Ein Landschaftsmotiv von Lena Keller

(Foto: Günther Reger)

In den Werken von Julia Burek dreht es sich um ihre Faszination zur Farbe selbst. Sie arbeitet mit Epoxidharz, was sie als Bindemittel für Pigmente benutzt, oder malt mit Öl auf Leinwand. Sie gibt der Farbe einen eigenstelligen Wert und demonstriert, wie viel Farbe kann. Auf einem ihrer Bilder sind viele feine hellblaue Striche über einem farbigen Hintergrund zu sehen. Der Hintergrund verläuft von oben mit Neongelb, über wärmere Gelbtöne, Orange- Rottöne in einen himbeerigen Rotton.
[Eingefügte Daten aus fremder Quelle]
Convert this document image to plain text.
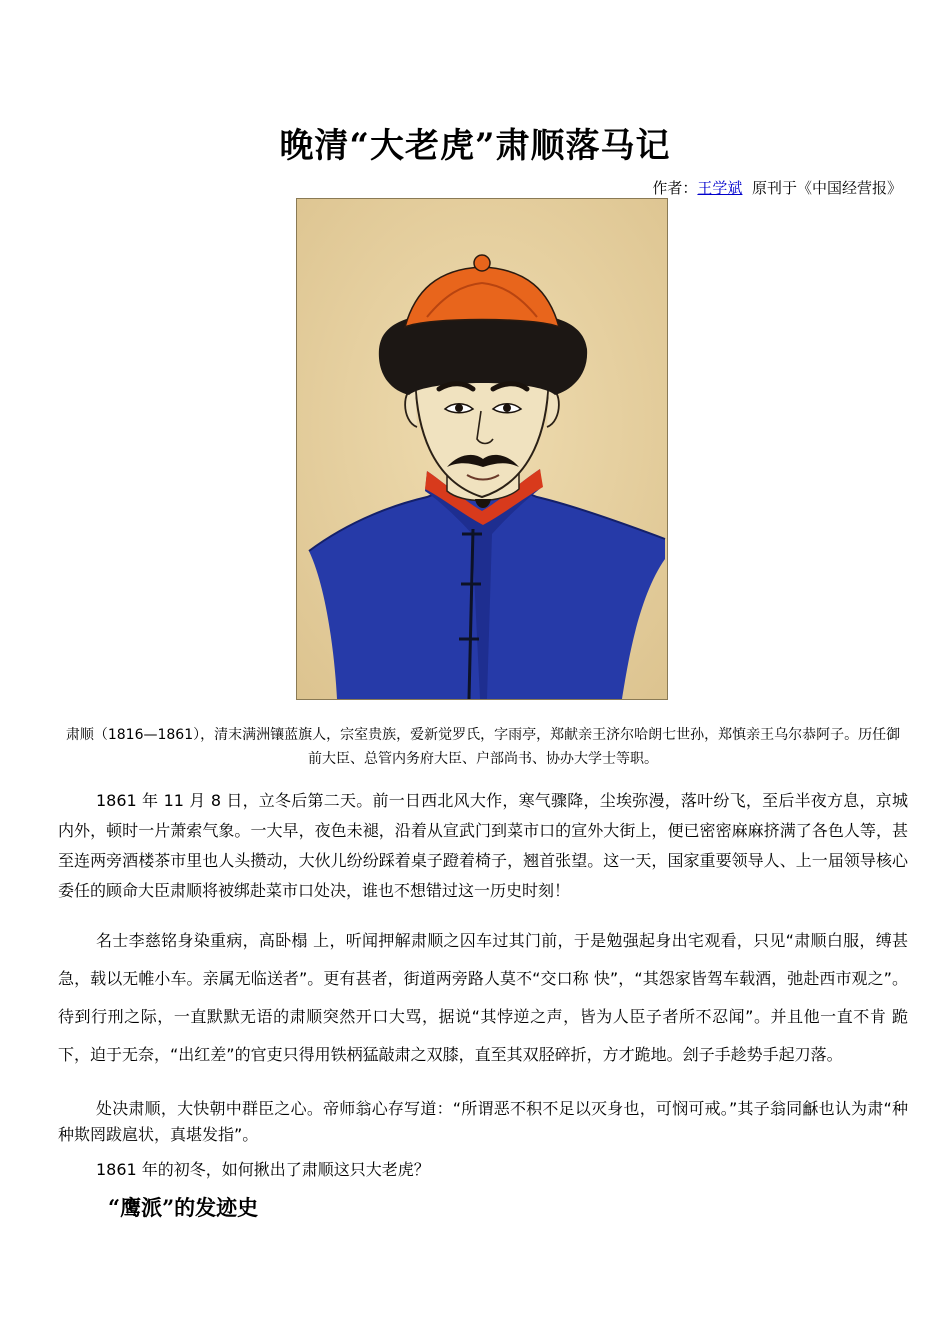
晚清“大老虎”肃顺落马记
作者：王学斌 原刊于《中国经营报》
肃顺（1816—1861），清末满洲镶蓝旗人，宗室贵族，爱新觉罗氏，字雨亭，郑献亲王济尔哈朗七世孙，郑慎亲王乌尔恭阿子。历任御前大臣、总管内务府大臣、户部尚书、协办大学士等职。
1861 年 11 月 8 日，立冬后第二天。前一日西北风大作，寒气骤降，尘埃弥漫，落叶纷飞，至后半夜方息，京城内外，顿时一片萧索气象。一大早，夜色未褪，沿着从宣武门到菜市口的宣外大街上，便已密密麻麻挤满了各色人等，甚至连两旁酒楼茶市里也人头攒动，大伙儿纷纷踩着桌子蹬着椅子，翘首张望。这一天，国家重要领导人、上一届领导核心委任的顾命大臣肃顺将被绑赴菜市口处决，谁也不想错过这一历史时刻！
名士李慈铭身染重病，高卧榻 上，听闻押解肃顺之囚车过其门前，于是勉强起身出宅观看，只见“肃顺白服，缚甚急，载以无帷小车。亲属无临送者”。更有甚者，街道两旁路人莫不“交口称 快”，“其怨家皆驾车载酒，弛赴西市观之”。待到行刑之际，一直默默无语的肃顺突然开口大骂，据说“其悖逆之声，皆为人臣子者所不忍闻”。并且他一直不肯 跪下，迫于无奈，“出红差”的官吏只得用铁柄猛敲肃之双膝，直至其双胫碎折，方才跪地。刽子手趁势手起刀落。
处决肃顺，大快朝中群臣之心。帝师翁心存写道：“所谓恶不积不足以灭身也，可悯可戒。”其子翁同龢也认为肃“种种欺罔跋扈状，真堪发指”。
1861 年的初冬，如何揪出了肃顺这只大老虎？
“鹰派”的发迹史
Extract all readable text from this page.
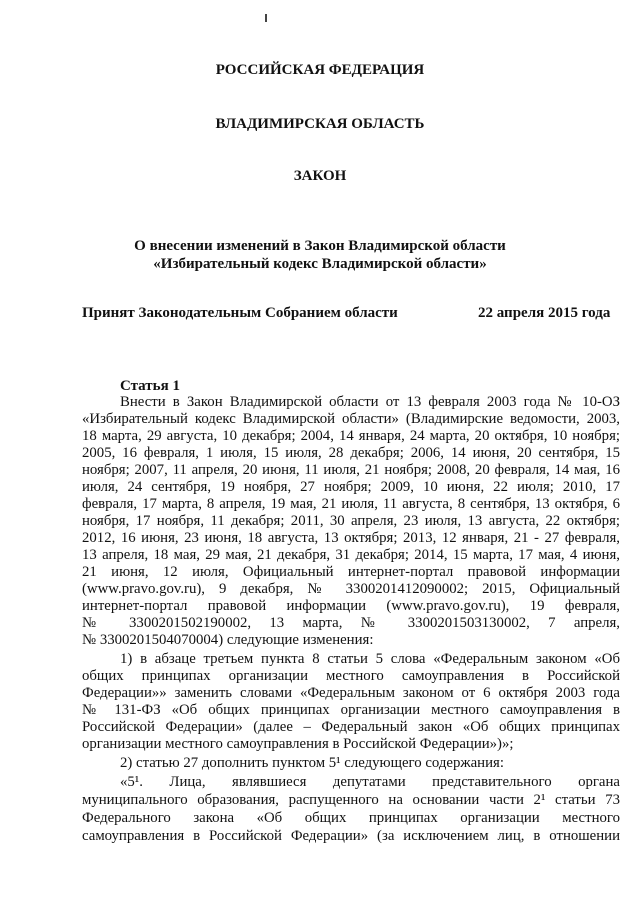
РОССИЙСКАЯ ФЕДЕРАЦИЯ
ВЛАДИМИРСКАЯ ОБЛАСТЬ
ЗАКОН
О внесении изменений в Закон Владимирской области
«Избирательный кодекс Владимирской области»
Принят Законодательным Собранием области	22 апреля 2015 года
Статья 1
Внести в Закон Владимирской области от 13 февраля 2003 года № 10-ОЗ
«Избирательный кодекс Владимирской области» (Владимирские ведомости, 2003,
18 марта, 29 августа, 10 декабря; 2004, 14 января, 24 марта, 20 октября, 10 ноября;
2005, 16 февраля, 1 июля, 15 июля, 28 декабря; 2006, 14 июня, 20 сентября, 15
ноября; 2007, 11 апреля, 20 июня, 11 июля, 21 ноября; 2008, 20 февраля, 14 мая, 16
июля, 24 сентября, 19 ноября, 27 ноября; 2009, 10 июня, 22 июля; 2010, 17
февраля, 17 марта, 8 апреля, 19 мая, 21 июля, 11 августа, 8 сентября, 13 октября, 6
ноября, 17 ноября, 11 декабря; 2011, 30 апреля, 23 июля, 13 августа, 22 октября;
2012, 16 июня, 23 июня, 18 августа, 13 октября; 2013, 12 января, 21 - 27 февраля,
13 апреля, 18 мая, 29 мая, 21 декабря, 31 декабря; 2014, 15 марта, 17 мая, 4 июня,
21 июня, 12 июля, Официальный интернет-портал правовой информации
(www.pravo.gov.ru), 9 декабря, № 3300201412090002; 2015, Официальный
интернет-портал правовой информации (www.pravo.gov.ru), 19 февраля,
№ 3300201502190002, 13 марта, № 3300201503130002, 7 апреля,
№ 3300201504070004) следующие изменения:
1) в абзаце третьем пункта 8 статьи 5 слова «Федеральным законом «Об
общих принципах организации местного самоуправления в Российской
Федерации»» заменить словами «Федеральным законом от 6 октября 2003 года
№ 131-ФЗ «Об общих принципах организации местного самоуправления в
Российской Федерации» (далее – Федеральный закон «Об общих принципах
организации местного самоуправления в Российской Федерации»)»;
2) статью 27 дополнить пунктом 5¹ следующего содержания:
«5¹. Лица, являвшиеся депутатами представительного органа
муниципального образования, распущенного на основании части 2¹ статьи 73
Федерального закона «Об общих принципах организации местного
самоуправления в Российской Федерации» (за исключением лиц, в отношении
Ihre Augen leuchten, wenn sie von ihrer Kunst spricht. Statt nach einem Motiv zu suchen, das dem Werk Ausdruck verleihen soll, möchte sie die Farbkomposition und die Farben selbst in den Mittelpunkt rücken.

Eine Installation von Niloufar Shirani

(Foto: Günther Reger)

Obwohl die Kompositionen der Studentinnen der Kunstakademie im Kontrast zueinander stehen und sie verschiedene Positionen vertreten, haben sie eines gemeinsam. Alle lassen den Betrachter bei dieser Ausstellung an einem spannendem Suchprozess teilhaben.

Kunstinteressierte können sich die Ausstellung "auf Sicht"noch bis zum 23. August im Kunstraum Harbeck in Puchheim ansehen: sonntags von 14 bis 16, mittwochs von 17 bis 19 Uhr.